12 Last Songs

Good to meet you. What do you do?

A durational work from Quarantine – part-performance, part-exhibition of people – 12 Last Songs is a 12-hour-long piece that, across that time, invites around 30 people into the room to demonstrate their labour, the work that they do… It brings a diverse set of people together from the location where it’s performed to create a complex portrait of people and place.

The project talks about our relationship with work, and through that lens, about representation. It asks us to consider how we spend our time. It brings people together who might not otherwise meet. That part is crucial.

12 Last Songs asks why we do what we do and takes a forensic look at the detail of our daily labour. It allows us to pay attention to physical acts of work – maybe a hairdresser cutting hair; a decorator wallpapering a wall; a chef cooking a meal; a jeweller putting a watch back together… The piece also engages with non-physical labour – perhaps a psychiatrist, a philosopher, a politician – and many others.

Most workers do a shift of an hour or two, some much longer, depending on the nature of their work. All the workers are paid at the same rate of £25 per hour (or local wage equivalent). Each worker is interviewed live by one of a group of three performers. The performers follow a text of 600 projected questions that span topics and themes that take us from beginnings to endings: from morning to night, from the start of work to retirement, from birth to death. Responses to questions are dealt with spontaneously – there’s no script. 

A fourth performer goes out into the city during the 12 hours and sends back video footage that is projected live into the space.
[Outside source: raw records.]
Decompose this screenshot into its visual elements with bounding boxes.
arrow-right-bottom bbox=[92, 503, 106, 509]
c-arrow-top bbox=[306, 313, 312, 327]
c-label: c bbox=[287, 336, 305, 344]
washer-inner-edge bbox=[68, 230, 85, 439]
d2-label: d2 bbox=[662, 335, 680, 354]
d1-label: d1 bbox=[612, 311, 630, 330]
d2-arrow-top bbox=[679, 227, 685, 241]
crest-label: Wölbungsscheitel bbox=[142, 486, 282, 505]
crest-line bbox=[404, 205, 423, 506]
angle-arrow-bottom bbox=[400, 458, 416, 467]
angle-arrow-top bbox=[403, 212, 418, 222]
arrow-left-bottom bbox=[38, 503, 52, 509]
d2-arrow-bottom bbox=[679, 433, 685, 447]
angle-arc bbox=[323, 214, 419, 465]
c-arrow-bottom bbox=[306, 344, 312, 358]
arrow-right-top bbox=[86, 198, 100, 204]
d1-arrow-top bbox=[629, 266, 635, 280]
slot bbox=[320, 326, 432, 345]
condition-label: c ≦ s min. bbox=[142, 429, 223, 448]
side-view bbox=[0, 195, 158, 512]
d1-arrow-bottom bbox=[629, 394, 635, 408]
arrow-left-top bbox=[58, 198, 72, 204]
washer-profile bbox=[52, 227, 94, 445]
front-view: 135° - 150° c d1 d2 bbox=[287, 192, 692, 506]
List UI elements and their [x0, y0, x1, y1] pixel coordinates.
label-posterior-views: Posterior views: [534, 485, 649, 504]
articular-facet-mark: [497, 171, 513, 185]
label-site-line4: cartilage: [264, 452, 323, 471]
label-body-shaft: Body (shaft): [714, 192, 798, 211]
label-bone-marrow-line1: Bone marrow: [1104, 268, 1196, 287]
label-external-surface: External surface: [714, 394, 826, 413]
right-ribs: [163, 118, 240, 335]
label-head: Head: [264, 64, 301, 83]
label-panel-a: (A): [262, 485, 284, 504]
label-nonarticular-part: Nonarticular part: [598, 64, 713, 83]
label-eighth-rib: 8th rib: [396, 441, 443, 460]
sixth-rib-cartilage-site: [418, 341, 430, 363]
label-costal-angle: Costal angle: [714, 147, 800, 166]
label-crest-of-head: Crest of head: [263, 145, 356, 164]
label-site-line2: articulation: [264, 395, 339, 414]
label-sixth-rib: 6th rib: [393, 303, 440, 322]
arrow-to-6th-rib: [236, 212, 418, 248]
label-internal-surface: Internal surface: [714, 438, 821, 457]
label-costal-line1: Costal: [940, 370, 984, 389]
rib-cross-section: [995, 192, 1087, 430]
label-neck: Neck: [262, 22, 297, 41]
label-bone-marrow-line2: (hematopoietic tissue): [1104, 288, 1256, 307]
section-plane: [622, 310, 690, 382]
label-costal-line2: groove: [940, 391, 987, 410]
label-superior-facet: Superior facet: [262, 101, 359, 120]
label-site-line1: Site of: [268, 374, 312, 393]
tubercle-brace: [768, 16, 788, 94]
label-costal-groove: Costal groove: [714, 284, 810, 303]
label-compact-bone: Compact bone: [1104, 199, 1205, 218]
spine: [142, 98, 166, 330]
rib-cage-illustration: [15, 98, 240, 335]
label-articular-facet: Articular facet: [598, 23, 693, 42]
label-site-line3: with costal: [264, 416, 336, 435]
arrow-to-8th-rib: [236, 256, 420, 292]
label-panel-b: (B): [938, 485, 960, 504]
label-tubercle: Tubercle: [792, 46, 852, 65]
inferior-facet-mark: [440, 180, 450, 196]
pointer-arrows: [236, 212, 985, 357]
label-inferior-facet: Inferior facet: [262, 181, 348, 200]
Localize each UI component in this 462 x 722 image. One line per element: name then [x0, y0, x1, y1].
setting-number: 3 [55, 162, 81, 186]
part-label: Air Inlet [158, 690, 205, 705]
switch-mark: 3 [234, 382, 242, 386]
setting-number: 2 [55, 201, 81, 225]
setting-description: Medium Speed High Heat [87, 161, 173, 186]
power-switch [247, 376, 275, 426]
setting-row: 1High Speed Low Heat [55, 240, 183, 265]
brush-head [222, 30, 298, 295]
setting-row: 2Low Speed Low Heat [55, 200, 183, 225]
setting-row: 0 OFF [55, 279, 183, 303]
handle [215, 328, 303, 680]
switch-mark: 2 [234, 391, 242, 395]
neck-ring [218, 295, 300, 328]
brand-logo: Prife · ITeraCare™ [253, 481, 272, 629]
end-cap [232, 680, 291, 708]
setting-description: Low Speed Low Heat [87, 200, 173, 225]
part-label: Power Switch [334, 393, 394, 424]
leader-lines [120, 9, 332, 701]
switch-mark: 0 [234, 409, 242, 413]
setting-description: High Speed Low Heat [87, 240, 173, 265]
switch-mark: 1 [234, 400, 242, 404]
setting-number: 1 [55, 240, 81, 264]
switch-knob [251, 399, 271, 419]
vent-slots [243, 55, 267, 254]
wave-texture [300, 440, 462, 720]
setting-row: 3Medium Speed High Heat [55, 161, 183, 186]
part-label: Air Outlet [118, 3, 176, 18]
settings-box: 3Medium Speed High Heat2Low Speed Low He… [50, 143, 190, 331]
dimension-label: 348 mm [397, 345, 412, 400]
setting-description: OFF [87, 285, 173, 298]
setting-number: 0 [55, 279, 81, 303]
The content of the video focuses on ways in which groups of people are assembling at that moment in the city, in transit and at leisure – perhaps the platform of a train station; guests gathering for a wedding at the town hall; a concert, a meal in someone’s home…

12 Last Songs is presented as a 12-hour-long performance from midday to midnight across a single day, with audiences able to come and go as they choose. Performances can take place in theatres, galleries and in appropriate, non-arts spaces, civic or (post-) industrial – Quarantine make a response to each specific context and site. 

There will be 12 performances of 12 Last Songs, then we’ll stop. So far, we’ve done 5…

“…hearing others discuss everything from the best way to make a coffee to how to counsel grieving relatives to how to raise children proved endlessly surprising – and often moving. It’s a reminder that all lives are extraordinary in their ordinariness.”